Volvió a echarse, y se entretuvo contemplando con errante mirada las paredes de la habitación. Había allí un San José, cuadro grande, de familia, que como pintura valía poco, pero Moreno lo tenía en gran estima, porque estuvo muchos años en la alcoba donde él nació. Se asociaba a las impresiones de su niñez aquel santo tan guapote, reclinado sobre nubes, con su vara, su niño, y aquella capa amarilla cuyos pliegues hacían competencia al celaje. Se le refrescó de tal modo al buen caballero en aquel momento la memoria de su padre, que parecía que le estaba viendo, y oyéndole el metal de voz. A su madre no la había conocido, porque murió siendo él muy niño. También se acordó de cuando su hermana y él (aquella misma hermana viuda que allí vivía), iban a la casa del abuelito, en la Concepción Jerónima, cogidos de la mano. Y una tarde, al revolver la calle Imperial, se perdieron, es decir, se perdió ella, y él por poco se muere del susto. Pues un día que iba por la Plaza de Provincia, vio el burro de un aguador, suelto: el dueño estaba en la taberna próxima. Entráronle ganas a Manolito de montarse en el pollino, y como lo pensó lo hizo. Pero el condenado animal, en cuanto sintió el jinete salió escapado, y aunque el chico hacía esfuerzos por detenerlo, no podía... Total, que llegó hasta la calle de Segovia, muy cerca del puente. Y no fue que el burro se parara, sino que el jinete se cayó, abriéndose la cabeza. Todavía tenía la señal. Por suerte, los hermanos García, boteros, que tenían su taller de corambres debajo del Sacramento, y le vieron caer, le conocían, y recogiéndole, le llevaron a casa de su abuelito. ¡La que se armó allí! Acordábase D. Manuel de aquel lance como si hubiera ocurrido el día anterior; veía a su abuelito, D. Antonio Moreno, que todavía usaba chorreras, corbatín de suela y casaca a todas las horas del día. Hasta en el almacén (droguería al por mayor), estaba de frac. Pues luego vino el papá y estuvo dudando si pegarle o no... Lo peor de todo, fue que al asno no se le vio más el pelo, y la familia tuvo que pagar por él una fuerte indemnización. «Si parece que fue ayer» decía Moreno, tocándose la frente, en el sitio donde estaba la cicatriz.
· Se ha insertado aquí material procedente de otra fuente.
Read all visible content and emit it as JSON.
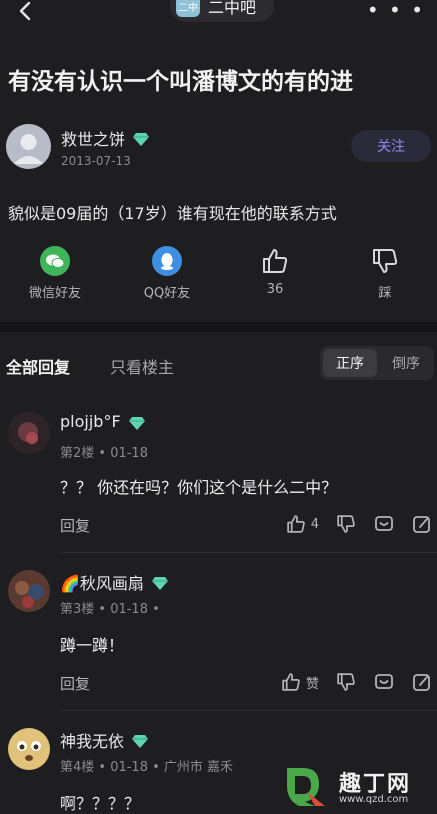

Cuando ya clareaba el día, sintió ruido en la casa; mas al punto comprendió lo que era. «Ya está en pie la rata eclesiástica. Ahora se va a oír siete misas lo menos... y a tratar de tú a la Santísima Trinidad. ¡Pobrecilla, qué sacará de eso!... Pero en fin, saque o no saque, es una felicidad ser así...».